Evidence Act 1995 (NSW), s 38
A party calling a witness can be permitted to cross-examine the witness in accordance with s 38 Evidence Act. Such cross-examination can only be permitted with leave and, therefore, s 192 of the Act applies. The evidence can be rejected under s 137 of the Act if it is unduly prejudicial within the terms of that section.
A prior inconsistent statement can be admissible as to the truth of its contents under s 60 of the Act.
As to unfavourable witnesses see generally: R v Le (2002) 54 NSWLR 474, Adam v The Queen (2001) 207 CLR 96, R v Ryan (No 7)  NSWSC 1160, DPP v Garrett (a Pseudonym) (2016) 257 A Crim R 509; Criminal Practice and Procedure NSW at [3-s 38.1]ff; Uniform Evidence Law at [1.2.3260]ff; and New Law of Evidence at 38.1ff.

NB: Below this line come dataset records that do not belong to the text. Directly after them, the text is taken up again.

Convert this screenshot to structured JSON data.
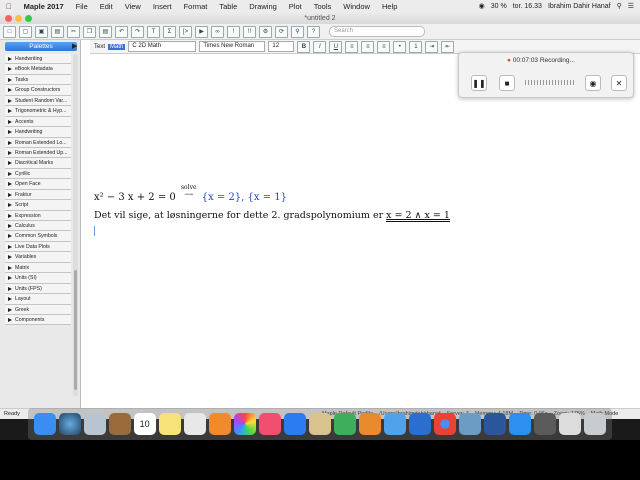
{
  "menubar": {
    "app": "Maple 2017",
    "items": [
      "File",
      "Edit",
      "View",
      "Insert",
      "Format",
      "Table",
      "Drawing",
      "Plot",
      "Tools",
      "Window",
      "Help"
    ],
    "battery": "30 %",
    "clock": "tor. 16.33",
    "user": "Ibrahim Dahir Hanaf"
  },
  "window": {
    "title": "*untitled 2"
  },
  "toolbar": {
    "search_placeholder": "Search"
  },
  "format_bar": {
    "mode_text": "Text",
    "mode_math": "Math",
    "style": "C  2D Math",
    "font": "Times New Roman",
    "size": "12"
  },
  "palettes": {
    "header": "Palettes",
    "items": [
      "Handwriting",
      "eBook Metadata",
      "Tasks",
      "Group Constructors",
      "Student Random Var...",
      "Trigonometric & Hyp...",
      "Accents",
      "Handwriting",
      "Roman Extended Lo...",
      "Roman Extended Up...",
      "Diacritical Marks",
      "Cyrillic",
      "Open Face",
      "Fraktur",
      "Script",
      "Expression",
      "Calculus",
      "Common Symbols",
      "Live Data Plots",
      "Variables",
      "Matrix",
      "Units (SI)",
      "Units (FPS)",
      "Layout",
      "Greek",
      "Components"
    ]
  },
  "document": {
    "math_lhs": "x² − 3 x + 2 = 0",
    "arrow_label": "solve",
    "solution": "{x = 2}, {x = 1}",
    "text": "Det vil sige, at løsningerne for dette 2. gradspolynomium er ",
    "answer": "x = 2 ∧ x = 1"
  },
  "statusbar": {
    "ready": "Ready",
    "profile": "Maple Default Profile",
    "path": "/Users/ibrahimdahirhanaf",
    "server": "Server: 3",
    "memory": "Memory: 4.18M",
    "time": "Time: 0.06s",
    "zoom": "Zoom: 175%",
    "mode": "Math Mode"
  },
  "recording": {
    "label": "00:07:03 Recording..."
  },
  "dock": {
    "calendar_day": "10"
  }
}
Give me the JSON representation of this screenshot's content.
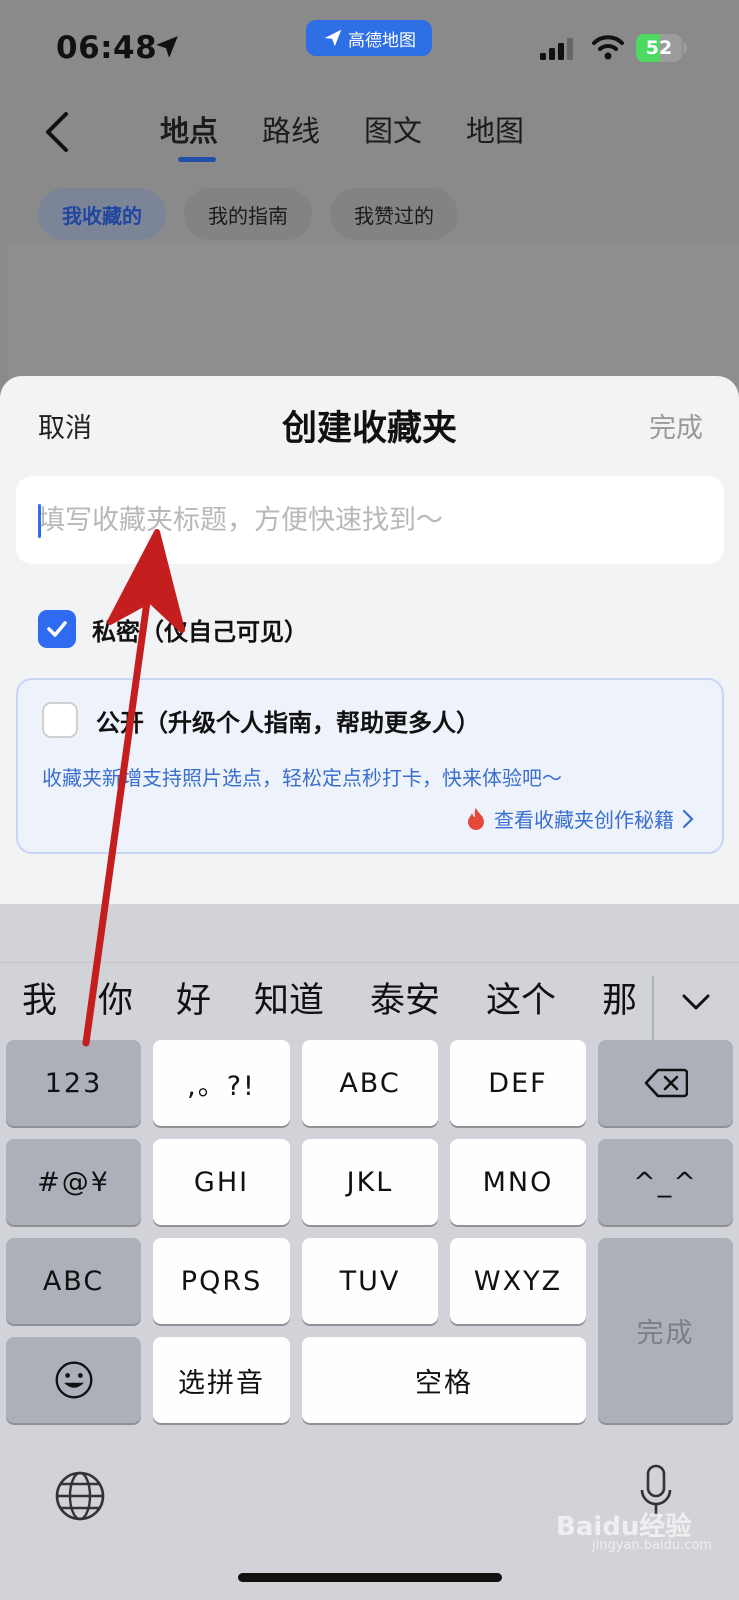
{
  "status_bar": {
    "time": "06:48",
    "app_pill": "高德地图",
    "battery_percent": 52,
    "battery_label": "52"
  },
  "header": {
    "tabs": [
      {
        "label": "地点",
        "active": true
      },
      {
        "label": "路线",
        "active": false
      },
      {
        "label": "图文",
        "active": false
      },
      {
        "label": "地图",
        "active": false
      }
    ],
    "chips": [
      {
        "label": "我收藏的",
        "active": true
      },
      {
        "label": "我的指南",
        "active": false
      },
      {
        "label": "我赞过的",
        "active": false
      }
    ]
  },
  "sheet": {
    "cancel_label": "取消",
    "title": "创建收藏夹",
    "done_label": "完成",
    "title_input": {
      "value": "",
      "placeholder": "填写收藏夹标题，方便快速找到～"
    },
    "private_option": {
      "label": "私密（仅自己可见）",
      "checked": true
    },
    "public_option": {
      "label": "公开（升级个人指南，帮助更多人）",
      "checked": false,
      "description": "收藏夹新增支持照片选点，轻松定点秒打卡，快来体验吧～",
      "link_label": "查看收藏夹创作秘籍"
    }
  },
  "keyboard": {
    "suggestions": [
      "我",
      "你",
      "好",
      "知道",
      "泰安",
      "这个",
      "那"
    ],
    "keys": {
      "num": "123",
      "punct": ",。?!",
      "abc1": "ABC",
      "def": "DEF",
      "symbols": "#@¥",
      "ghi": "GHI",
      "jkl": "JKL",
      "mno": "MNO",
      "emoticon": "^_^",
      "abc_mode": "ABC",
      "pqrs": "PQRS",
      "tuv": "TUV",
      "wxyz": "WXYZ",
      "done": "完成",
      "pinyin": "选拼音",
      "space": "空格"
    }
  },
  "watermark": {
    "text": "Baidu经验",
    "sub": "jingyan.baidu.com"
  },
  "colors": {
    "accent": "#2e6bf0",
    "link": "#3a6fcf",
    "annotation_arrow": "#c41e1e",
    "app_pill": "#2f6fe6"
  }
}
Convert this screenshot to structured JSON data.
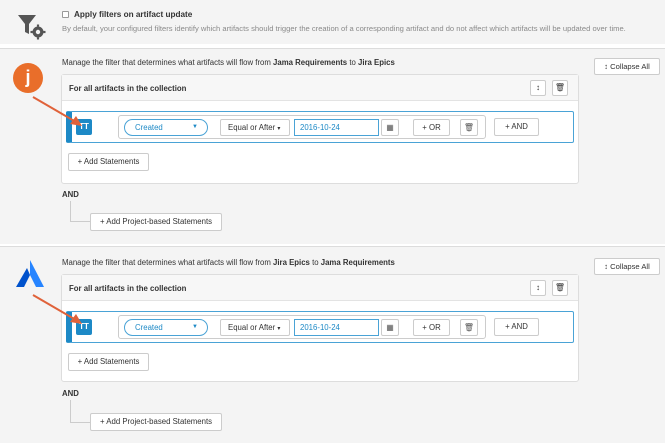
{
  "apply_filters": {
    "label": "Apply filters on artifact update",
    "description": "By default, your configured filters identify which artifacts should trigger the creation of a corresponding artifact and do not affect which artifacts will be updated over time."
  },
  "sections": [
    {
      "logo": "j",
      "title_prefix": "Manage the filter that determines what artifacts will flow from",
      "source": "Jama Requirements",
      "title_mid": "to",
      "target": "Jira Epics",
      "collapse_label": "Collapse All",
      "panel_title": "For all artifacts in the collection",
      "tag": "TT",
      "field": "Created",
      "operator": "Equal or After",
      "date": "2016-10-24",
      "or_label": "OR",
      "and_label": "AND",
      "add_statements": "Add Statements",
      "and_joiner": "AND",
      "add_project_statements": "Add Project-based Statements"
    },
    {
      "logo": "jira",
      "title_prefix": "Manage the filter that determines what artifacts will flow from",
      "source": "Jira Epics",
      "title_mid": "to",
      "target": "Jama Requirements",
      "collapse_label": "Collapse All",
      "panel_title": "For all artifacts in the collection",
      "tag": "TT",
      "field": "Created",
      "operator": "Equal or After",
      "date": "2016-10-24",
      "or_label": "OR",
      "and_label": "AND",
      "add_statements": "Add Statements",
      "and_joiner": "AND",
      "add_project_statements": "Add Project-based Statements"
    }
  ],
  "colors": {
    "accent": "#1d89c6",
    "jama_orange": "#e96e2a",
    "jira_blue": "#2684ff",
    "arrow": "#e0623a"
  },
  "icons": {
    "filter": "filter-gear-icon",
    "sort": "sort-arrows-icon",
    "trash": "trash-icon",
    "calendar": "calendar-icon",
    "caret": "caret-down-icon",
    "plus": "plus-icon"
  }
}
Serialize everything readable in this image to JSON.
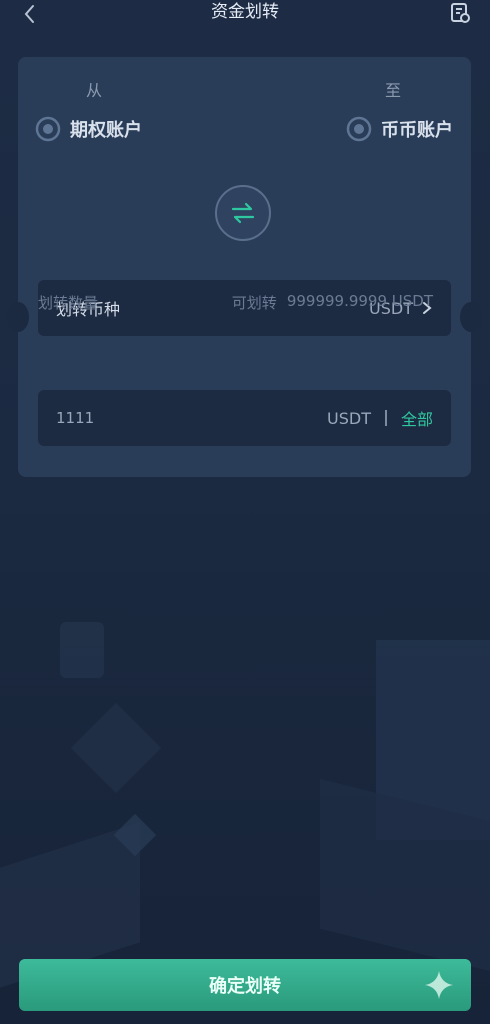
{
  "header": {
    "title": "资金划转"
  },
  "transfer": {
    "from_label": "从",
    "to_label": "至",
    "from_account": "期权账户",
    "to_account": "币币账户"
  },
  "coin_row": {
    "label": "划转币种",
    "value": "USDT"
  },
  "quantity_row": {
    "label": "划转数量",
    "available_label": "可划转",
    "available_value": "999999.9999 USDT"
  },
  "amount_input": {
    "value": "1111",
    "unit": "USDT",
    "all_label": "全部"
  },
  "confirm_button": {
    "label": "确定划转"
  },
  "colors": {
    "accent": "#2fc7a0",
    "background": "#1b2a41",
    "card": "#2a3d58"
  }
}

It may be necessary to warn the jury under s 165 of the Act as to the potential unreliability of a prior inconsistent statement because of its hearsay nature.
[4-255] Suggested direction — prior inconsistent statement by a Crown witness
[If the judge wishes to explain the usual circumstances under which cross-examination occurs the following may be said:
In the usual case the party who calls a witness is not permitted to cross-examine the witness: that is, the party cannot seek to test the honesty or accuracy of the witness about the evidence given by [him/her]. In the usual case it is the opposing party who has the right to test a witness by cross-examination.]
However, in relation to the witness, [name of witness], I permitted the Crown to ask [him/her] questions concerning the evidence given by [him/her] in light of a statement that [he/she] had previously made. This was because it appeared to me that there was some inconsistency between the evidence given initially by [name of witness] when called by the Crown and what [he/she] said in the statement.
As with all witnesses, it is a matter for you to decide what if any of [name of witness] evidence you accept as honest and reliable.
You can conclude that, in spite of the previous statement made by [name of witness], the evidence given by [him/her] in Court should be accepted, either wholly or in part, and be used by you in reaching your verdict.
On the other hand you may, having regard to all the circumstances in which [name of witness] statement was made, choose to accept it either wholly or in part instead of the evidence given by [him/her] in Court. You can also choose to accept some part of what [name of witness] said in Court and what [he/she] said in the statement as long as you make your decision logically, rationally and by applying your common sense. You can also reject everything [name of witness] has said about this matter.
As I said earlier it is a matter for you to decide what, if any, of [name of witness] evidence that you accept as honest and reliable.
[If necessary add
In relation to the statement made by the witness you will take into account that it was of course not on oath. Further I warn you that it may be unreliable because [state reasons by reference to s 165 Evidence Act].]